SACRA/PROFANA’S Choral Sampler of New Works

Krishan Oberoi [photo courtesy of SACRA/PROFANA]

Krishan Oberoi [photo courtesy of SACRA/PROFANA]

Listening to the 22-voice choir SACRA/PROFANA sing a concert of short a cappella works Friday (May 8) at the Mission Hills United Methodist Church required a quick re-tooling of expectations. In just this last week we have heard the 100-plus member San Diego Master Chorale perform with the San Diego Symphony at the Jacobs Music Center two massive, blockbuster works of the choral repertory: the Verdi Requiem and Carl Orff’s Carmina burana.

With those pieces still ringing in my my ears, the gentle strains of John Dowland’s tender 17th-century love madrigal “Come Again, Sweet Love,” SACRA/PROFANA’s program-opener, sounded like they were coming from another planet. Fortunately, it did not take long to adjust to this choir’s clean, lithe sonority and nimble articulations elicited from founder and music director Krishan Oberoi.

His program, titled “Meditations on Mortality and Eternity,” focused on recent works and lesser-known pieces from the last century. Given Oberoi’s usual programming proclivities, no one was expecting a reprise of Randall Thompson’s “Alleluia.”

Two works from Ernst Krenek’s The Hour Glass revealed a more suavely melodic side of a composer usually remembered for the austerity of his serial compositions. Irving Fine’s deft but precious vocal settings of American poets never became part of the standard vocal repertory in the way that the vocal songs and cycles written by his contemporary Samuel Barber did. Two choral works by Fine, “O Know to End as to Begin” and “Have You Seen the Whilte Lily Grow?” written in a polished neo-madrigal style displayed more craft than depth, although Oberoi’s singers gave them a disciplined, well-tuned performance.

I was highly impressed by Dominick Argento’s setting of Shakespeare’s sonnet “When I Have Seen by Time’s Fell Hand Defaced,” a rugged and boldly structured piece that never lingered over the text but readily unleashed it’s deep emotional core. Although it remains a tonal work, the composer’s treatment of dissonance and unexpected cadential formulas showed a sophisticated harmonic sensibility, and his modernist chorale style suggested that of another Minnesota composer a generation younger than Argento, Stephen Paulus.

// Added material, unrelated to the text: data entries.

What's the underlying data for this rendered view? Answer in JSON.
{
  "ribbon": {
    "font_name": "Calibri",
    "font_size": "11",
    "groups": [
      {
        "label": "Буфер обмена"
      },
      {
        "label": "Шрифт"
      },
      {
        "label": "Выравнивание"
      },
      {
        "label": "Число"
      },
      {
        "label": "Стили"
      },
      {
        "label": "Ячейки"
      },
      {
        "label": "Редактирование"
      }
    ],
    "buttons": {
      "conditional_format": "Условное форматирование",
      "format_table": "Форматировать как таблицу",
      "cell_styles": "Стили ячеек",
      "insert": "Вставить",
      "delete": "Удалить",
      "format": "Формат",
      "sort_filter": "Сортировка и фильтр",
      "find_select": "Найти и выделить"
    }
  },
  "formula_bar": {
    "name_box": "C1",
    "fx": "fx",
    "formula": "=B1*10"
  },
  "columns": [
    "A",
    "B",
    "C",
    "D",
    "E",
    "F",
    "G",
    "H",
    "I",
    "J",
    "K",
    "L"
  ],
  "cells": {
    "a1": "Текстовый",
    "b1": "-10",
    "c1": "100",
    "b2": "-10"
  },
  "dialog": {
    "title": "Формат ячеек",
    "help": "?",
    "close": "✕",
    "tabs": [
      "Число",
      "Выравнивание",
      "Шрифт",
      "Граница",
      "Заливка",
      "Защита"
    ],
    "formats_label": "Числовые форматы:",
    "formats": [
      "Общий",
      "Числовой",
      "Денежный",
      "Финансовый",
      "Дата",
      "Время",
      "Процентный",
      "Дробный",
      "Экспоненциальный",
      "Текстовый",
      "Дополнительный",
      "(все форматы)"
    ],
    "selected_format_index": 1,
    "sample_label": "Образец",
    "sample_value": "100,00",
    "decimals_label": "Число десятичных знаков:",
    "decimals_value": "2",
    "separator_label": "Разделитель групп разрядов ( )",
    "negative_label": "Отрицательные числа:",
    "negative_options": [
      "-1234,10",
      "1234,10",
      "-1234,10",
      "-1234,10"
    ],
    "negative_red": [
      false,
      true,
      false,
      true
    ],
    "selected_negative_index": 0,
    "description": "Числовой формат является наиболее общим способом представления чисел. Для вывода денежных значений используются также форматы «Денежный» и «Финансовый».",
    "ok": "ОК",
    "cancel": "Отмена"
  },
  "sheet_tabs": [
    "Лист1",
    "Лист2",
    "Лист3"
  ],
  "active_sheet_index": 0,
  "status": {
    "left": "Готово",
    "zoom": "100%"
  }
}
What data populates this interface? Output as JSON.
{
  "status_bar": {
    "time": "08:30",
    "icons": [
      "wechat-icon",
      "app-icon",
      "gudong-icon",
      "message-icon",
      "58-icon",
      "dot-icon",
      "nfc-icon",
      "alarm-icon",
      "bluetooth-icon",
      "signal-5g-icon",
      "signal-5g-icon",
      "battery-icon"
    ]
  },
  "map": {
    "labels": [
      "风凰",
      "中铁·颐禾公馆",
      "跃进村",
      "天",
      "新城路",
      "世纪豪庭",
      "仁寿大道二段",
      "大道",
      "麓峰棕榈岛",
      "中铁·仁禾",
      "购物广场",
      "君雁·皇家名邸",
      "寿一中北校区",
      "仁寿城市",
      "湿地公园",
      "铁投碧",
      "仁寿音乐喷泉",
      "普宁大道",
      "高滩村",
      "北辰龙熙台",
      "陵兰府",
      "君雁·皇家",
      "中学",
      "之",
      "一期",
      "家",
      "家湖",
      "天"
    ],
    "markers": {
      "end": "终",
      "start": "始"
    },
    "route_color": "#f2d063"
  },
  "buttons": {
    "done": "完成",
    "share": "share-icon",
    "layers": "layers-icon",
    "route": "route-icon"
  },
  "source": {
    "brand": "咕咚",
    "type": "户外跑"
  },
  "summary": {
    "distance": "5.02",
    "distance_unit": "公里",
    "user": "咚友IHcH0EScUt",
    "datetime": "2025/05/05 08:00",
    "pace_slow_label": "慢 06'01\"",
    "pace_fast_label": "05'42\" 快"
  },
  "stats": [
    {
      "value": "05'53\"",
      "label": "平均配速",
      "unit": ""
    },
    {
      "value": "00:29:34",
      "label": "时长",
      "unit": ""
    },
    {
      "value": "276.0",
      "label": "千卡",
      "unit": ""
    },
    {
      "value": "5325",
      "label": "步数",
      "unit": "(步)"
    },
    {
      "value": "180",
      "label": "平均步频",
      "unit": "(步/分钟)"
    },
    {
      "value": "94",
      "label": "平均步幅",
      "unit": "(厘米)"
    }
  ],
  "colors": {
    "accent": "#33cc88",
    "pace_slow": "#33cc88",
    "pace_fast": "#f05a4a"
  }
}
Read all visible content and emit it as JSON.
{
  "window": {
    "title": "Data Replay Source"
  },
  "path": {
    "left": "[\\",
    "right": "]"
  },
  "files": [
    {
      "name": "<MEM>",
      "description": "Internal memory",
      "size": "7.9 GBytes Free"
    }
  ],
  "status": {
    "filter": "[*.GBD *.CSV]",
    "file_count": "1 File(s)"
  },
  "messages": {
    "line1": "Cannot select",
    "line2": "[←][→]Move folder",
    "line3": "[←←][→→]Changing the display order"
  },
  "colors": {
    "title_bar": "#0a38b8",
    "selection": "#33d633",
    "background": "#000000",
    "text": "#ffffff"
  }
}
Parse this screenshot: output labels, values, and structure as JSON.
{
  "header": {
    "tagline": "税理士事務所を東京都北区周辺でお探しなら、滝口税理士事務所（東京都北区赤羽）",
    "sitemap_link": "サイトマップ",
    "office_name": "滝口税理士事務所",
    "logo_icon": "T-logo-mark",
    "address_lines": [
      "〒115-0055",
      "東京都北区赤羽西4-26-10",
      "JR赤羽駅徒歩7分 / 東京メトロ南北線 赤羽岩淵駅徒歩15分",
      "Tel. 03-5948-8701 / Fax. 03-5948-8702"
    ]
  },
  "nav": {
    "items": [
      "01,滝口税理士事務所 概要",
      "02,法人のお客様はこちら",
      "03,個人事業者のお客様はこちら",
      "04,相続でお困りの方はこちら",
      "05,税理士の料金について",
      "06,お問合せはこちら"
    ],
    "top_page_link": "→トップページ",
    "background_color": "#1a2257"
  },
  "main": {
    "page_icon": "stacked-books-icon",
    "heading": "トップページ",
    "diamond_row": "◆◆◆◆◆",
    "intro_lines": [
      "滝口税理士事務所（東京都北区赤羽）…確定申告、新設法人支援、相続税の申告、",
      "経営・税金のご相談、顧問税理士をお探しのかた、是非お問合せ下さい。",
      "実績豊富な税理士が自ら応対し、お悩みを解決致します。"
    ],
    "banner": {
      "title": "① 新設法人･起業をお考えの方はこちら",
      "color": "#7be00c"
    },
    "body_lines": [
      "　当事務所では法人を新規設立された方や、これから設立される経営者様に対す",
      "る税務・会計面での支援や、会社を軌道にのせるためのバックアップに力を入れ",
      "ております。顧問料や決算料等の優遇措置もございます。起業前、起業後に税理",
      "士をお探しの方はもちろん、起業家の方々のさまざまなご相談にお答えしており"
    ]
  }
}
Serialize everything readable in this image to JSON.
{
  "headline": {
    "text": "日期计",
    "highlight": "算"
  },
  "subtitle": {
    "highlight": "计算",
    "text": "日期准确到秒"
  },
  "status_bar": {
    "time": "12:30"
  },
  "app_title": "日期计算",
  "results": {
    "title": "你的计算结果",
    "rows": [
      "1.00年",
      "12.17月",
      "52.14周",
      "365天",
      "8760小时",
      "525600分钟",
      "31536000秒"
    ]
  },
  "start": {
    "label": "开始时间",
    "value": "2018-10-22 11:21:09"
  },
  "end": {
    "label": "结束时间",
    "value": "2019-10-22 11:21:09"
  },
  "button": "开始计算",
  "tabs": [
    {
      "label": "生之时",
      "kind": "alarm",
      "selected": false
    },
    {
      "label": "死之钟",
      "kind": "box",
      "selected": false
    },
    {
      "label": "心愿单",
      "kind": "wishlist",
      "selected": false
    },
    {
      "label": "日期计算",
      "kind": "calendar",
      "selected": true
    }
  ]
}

In two contemporary American composers, David Lang and Matthew McBane, it was possible to detect minimalist leanings. Clipped, repetitive phrases collect in gentle clusters to build up the texture of Lang’s “I Lie,” a fervid but chaste monologue in Yiddish for women’s voices. Soprano Elly Roseberry’s ardent solo captured well the anxious hope of the poem’s young female protagonist.

SACRA/PROFANA premiered McBane’s “On & On &” at last fall’s Carlsbad Music Festival, and a second hearing confirmed the strength and surprising emotional power of this piece. Although the terse John Muir text is little more than a koan, its mesmerizing repetitions suggest broader ontological significance.

Joshua Shank’s athletic, extroverted anthem “A Grass-Green Pillow” could be taken as a testament to the hearty Midwestern choral tradition that is his patrimony, and Shawn Kirchner’s arrangement of the American folk hymn “Angel Band” could not hide its Appalachian roots, especially since Oberoi’s altos sported a reedy vocal timbre to the tune whenever it appeared in their range. I was relieved that the whole choir did not mimic that unique Sacred Harp singing nasality, but the slight allusion to this vocal color did the trick.

For “something completely different” on this program, chorister Angel Mannion conducted the ensemble in an appropriately warm and dynamically plush account of Charles V. Stanford’s “Beati Quorum Via.” This Victorian motet did expose one of SACRA/PROFANA’s weak points, however: an underpowered bass section. Oberoi has assembled an otherwise well balanced ensemble with an unusually strong soprano section. A couple of seasoned middle-aged basses might not fit the visual profile of this fresh-faced Millennial choir, but they could add substance to undergird those soaring sopranos.

This program was given May 8, 2015, at Mission Hills United Methodist Church. SACRA/PROFANA’s next program is “Snakeskin,” a collaboration with Malashock Dance in partnership with UC San Diego Department of Theater and Dance, presented May 15-17 (7:30 p.m.) at Forum Theater, UC San Diego. Tickets through Brown Paper Tickets.